After volatile after hours trading, PCLN has settled in, up around 4% on earnings. The stock is within our 990 / 1090 range that we targeted with our iron condor trade yesterday. While we think the stock is likely going to end up between those 2 strikes by next week, we decided to take the trade off today because of the recent volatility we’ve seen among the momentum stocks in the market.
Rather than sweat out $5 of extra premium, we’ll take the bulk of the gains from the one-day vol crush this morning, and move on other trade ideas.
Action: Bought to Close PCLN ($1067) Nov15th 990/970, 1090/1110 Iron Condor for $5 for a $6 gain.

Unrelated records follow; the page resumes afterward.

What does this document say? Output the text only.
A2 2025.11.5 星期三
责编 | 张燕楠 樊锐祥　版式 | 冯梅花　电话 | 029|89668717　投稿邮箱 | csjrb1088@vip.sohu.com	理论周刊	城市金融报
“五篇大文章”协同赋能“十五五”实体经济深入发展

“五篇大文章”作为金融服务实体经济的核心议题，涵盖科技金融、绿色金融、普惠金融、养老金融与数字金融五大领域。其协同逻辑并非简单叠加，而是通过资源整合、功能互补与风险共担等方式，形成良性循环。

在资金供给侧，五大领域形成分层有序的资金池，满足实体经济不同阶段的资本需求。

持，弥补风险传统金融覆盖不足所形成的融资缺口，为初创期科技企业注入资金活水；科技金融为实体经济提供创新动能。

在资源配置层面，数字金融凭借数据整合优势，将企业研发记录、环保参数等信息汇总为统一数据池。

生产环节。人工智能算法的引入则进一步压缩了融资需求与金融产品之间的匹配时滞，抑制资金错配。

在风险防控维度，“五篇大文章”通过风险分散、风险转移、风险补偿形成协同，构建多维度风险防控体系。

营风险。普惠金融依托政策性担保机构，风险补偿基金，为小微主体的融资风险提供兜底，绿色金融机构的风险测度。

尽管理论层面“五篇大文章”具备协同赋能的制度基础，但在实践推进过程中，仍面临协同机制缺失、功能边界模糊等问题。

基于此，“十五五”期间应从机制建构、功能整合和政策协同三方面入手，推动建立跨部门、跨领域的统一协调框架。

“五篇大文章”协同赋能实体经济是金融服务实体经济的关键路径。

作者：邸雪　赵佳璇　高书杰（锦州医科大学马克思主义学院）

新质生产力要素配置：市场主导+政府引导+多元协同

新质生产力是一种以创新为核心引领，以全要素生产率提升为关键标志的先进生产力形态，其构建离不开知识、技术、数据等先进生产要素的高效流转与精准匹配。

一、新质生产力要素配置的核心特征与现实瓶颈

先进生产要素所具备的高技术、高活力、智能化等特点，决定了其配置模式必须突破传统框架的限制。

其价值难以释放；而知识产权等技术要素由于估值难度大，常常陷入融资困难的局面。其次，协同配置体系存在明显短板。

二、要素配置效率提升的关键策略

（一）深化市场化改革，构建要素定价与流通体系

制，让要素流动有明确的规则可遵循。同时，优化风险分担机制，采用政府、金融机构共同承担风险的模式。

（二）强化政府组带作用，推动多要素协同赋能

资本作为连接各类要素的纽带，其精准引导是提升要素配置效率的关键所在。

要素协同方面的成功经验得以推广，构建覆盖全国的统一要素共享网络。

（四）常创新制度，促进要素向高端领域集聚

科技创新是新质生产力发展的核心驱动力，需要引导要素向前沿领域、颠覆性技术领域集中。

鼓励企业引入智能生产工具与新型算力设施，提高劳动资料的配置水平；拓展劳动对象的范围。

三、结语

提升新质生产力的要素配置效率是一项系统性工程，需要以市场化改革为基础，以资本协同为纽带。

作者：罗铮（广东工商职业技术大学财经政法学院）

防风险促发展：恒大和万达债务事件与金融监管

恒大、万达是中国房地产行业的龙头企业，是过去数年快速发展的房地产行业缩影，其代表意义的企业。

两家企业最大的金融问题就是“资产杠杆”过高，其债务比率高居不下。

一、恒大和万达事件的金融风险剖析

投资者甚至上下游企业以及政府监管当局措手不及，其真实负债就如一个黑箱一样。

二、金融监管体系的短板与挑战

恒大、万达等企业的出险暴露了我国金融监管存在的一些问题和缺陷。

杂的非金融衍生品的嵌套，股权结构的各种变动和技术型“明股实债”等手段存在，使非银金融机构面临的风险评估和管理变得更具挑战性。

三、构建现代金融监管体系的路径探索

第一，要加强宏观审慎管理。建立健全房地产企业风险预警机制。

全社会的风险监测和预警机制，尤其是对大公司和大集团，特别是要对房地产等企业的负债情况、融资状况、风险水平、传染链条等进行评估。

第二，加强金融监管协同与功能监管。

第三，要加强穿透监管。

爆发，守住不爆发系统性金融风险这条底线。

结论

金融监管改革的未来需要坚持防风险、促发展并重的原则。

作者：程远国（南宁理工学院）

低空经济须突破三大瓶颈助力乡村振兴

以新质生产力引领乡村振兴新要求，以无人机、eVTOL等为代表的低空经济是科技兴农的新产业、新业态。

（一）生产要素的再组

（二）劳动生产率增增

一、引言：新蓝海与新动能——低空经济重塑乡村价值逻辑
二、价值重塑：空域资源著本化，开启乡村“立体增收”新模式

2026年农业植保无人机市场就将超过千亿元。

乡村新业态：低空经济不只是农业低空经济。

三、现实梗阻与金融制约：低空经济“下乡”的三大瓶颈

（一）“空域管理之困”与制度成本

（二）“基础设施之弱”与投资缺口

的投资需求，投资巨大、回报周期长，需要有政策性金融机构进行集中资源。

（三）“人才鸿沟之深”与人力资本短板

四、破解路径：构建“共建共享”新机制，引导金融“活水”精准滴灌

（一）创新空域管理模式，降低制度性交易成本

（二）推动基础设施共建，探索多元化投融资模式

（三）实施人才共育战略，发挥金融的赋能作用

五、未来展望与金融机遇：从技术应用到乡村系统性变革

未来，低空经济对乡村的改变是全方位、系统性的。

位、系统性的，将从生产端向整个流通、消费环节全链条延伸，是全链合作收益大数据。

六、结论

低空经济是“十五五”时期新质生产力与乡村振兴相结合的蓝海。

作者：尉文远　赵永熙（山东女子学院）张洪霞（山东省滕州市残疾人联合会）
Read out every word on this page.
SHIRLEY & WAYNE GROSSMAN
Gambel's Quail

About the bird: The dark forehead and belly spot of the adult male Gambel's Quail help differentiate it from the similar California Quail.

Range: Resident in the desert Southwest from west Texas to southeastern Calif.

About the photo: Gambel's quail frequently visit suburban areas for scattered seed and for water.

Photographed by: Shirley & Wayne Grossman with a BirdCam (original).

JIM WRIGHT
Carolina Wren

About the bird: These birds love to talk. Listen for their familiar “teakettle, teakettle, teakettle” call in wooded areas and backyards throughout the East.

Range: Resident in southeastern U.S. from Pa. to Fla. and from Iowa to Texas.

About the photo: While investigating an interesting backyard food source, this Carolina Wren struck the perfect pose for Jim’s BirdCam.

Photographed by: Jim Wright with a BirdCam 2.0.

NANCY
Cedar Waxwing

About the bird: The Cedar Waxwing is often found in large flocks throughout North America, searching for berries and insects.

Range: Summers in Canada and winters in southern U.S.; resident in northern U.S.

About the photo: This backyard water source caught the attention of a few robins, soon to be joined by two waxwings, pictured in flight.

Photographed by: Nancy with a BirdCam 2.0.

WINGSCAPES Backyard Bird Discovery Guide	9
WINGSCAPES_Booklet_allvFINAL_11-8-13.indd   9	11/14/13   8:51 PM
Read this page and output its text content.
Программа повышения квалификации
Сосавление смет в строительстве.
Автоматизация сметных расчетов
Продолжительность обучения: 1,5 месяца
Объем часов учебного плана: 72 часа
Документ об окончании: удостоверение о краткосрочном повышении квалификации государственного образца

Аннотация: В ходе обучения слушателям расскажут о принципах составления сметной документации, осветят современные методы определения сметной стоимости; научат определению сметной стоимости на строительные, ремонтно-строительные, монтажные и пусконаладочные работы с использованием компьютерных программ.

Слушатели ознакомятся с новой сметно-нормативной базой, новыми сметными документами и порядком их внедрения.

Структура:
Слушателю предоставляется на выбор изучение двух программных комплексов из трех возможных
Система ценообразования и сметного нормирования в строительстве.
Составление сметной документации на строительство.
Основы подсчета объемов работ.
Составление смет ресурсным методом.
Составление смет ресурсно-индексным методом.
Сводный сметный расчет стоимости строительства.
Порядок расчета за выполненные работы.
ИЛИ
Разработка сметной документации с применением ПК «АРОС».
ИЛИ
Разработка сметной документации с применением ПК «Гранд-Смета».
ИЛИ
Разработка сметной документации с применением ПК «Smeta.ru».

Original Post Nov 7th, 2013: Adult Swim Trade $PCLN – We Name Our Own Price
Unlike many of the other momentum winners in 2013, much of PCLN’s advance has not been on large earnings gaps, but rather gradual, steady appreciation. As we detailed in yesterday’s earnings preview, the stock has only averaged a 4.5% earnings move over the last 4 quarters.
We laid out our fundamental and technical thoughts in the preview, with this key takeaway:
PCLN has been a major winner, but the stock’s gains have been underpinned by very admirable earnings growth. The company has become THE travel behemoth in the online space, and has reaped the rewards as a result.
While earnings expectations are high (16.22 in EPS consensus), EXPE’s recent strong result and PCLN’s record of executing suggest that the company could still jump over that high bar. However, we’ve seen a streak of high fliers in 2013 report decent numbers but still sell off after earnings. That clean-up in positioning seems could be the main risk to PCLN after this quarter’s report. The $990-1000 area is strong support, though, and we’d be surprised if that was breached.
It’s certainly tempting, given the dollar amounts of the options to do a short premium trade. For example, straddles in Dec are $100. That seems like alot of room in a $1000 stock.
Here are a few points we considered as we debated a potential trade on PCLN among the 3 of us:
- PCLN is relatively cheap fundamentally (34x for 20%+ expected earnings growth) compared to almost all other internet stocks, and has executed very well in the past
- PCLN has shown some relative weakness in the past couple months, similar to many other big year-to-date winners in 2013.
- PCLN was actually lower last week after EXPE’s big earnings report, which sent EXPE up 18%. That was a poor reaction from PCLN given a good excuse to rally.
- PCLN recently broke out to a new all-time high above 990, and held that level on its October test
- PCLN has only averaged a 4.5% earnings move over the past year, and has rarely gapped without some sort of retracement
- PCLN’s earnings expectations for this quarter are 30% higher yoy and 65% higher vs. Q2 2013 (vs. a 58% higher result between Q2 2012 and Q3 2012)
Add it all up, and we decided that we like playing for the range between 990 and 1090. This is a trade where a big move (that does not retrace) in either direction will mean our trade is a total loser, so this is an adult swim trade. But we like the odds and the overall setup given all those factors above:
TRADE: PCLN ($1037) Sold Nov 15th 990/970– 1090/1110 Iron Condor at $11.25
PCLN Sold Nov 15th 990/970 Put spread at $6.00
- Sold 1 Nov 15th 990 put at 16.80
- Bought 1 Nov 15th 970 put for 10.80
PCLN Sold Nov 15th 1090/1110 Call Spread at $5.00
- Sold 1 Nov 15th 1090 call at 16.20
- Bought 1 Nov 15th 1110 call for 11.20
Break-Even on Nov Expiration: If stock is between 990 and 1090 collect the entire 11 dollars for a 11 dollar profit. Gains of up to 11 between 979 and 990. Losses of up to 9 dollars if between 970 and 979 and between 1101 and 1110. Total loss of 9 dollars below 970 or above 1110.
Trade Rationale: Because this is a 20 dollar wide structure, your max risk is 9. So the best way of thinking about this trade is risking 9 to make 11 on a fairly high probability. But do know that if PCLN surprises on way or the other that 9 dollars is at risk.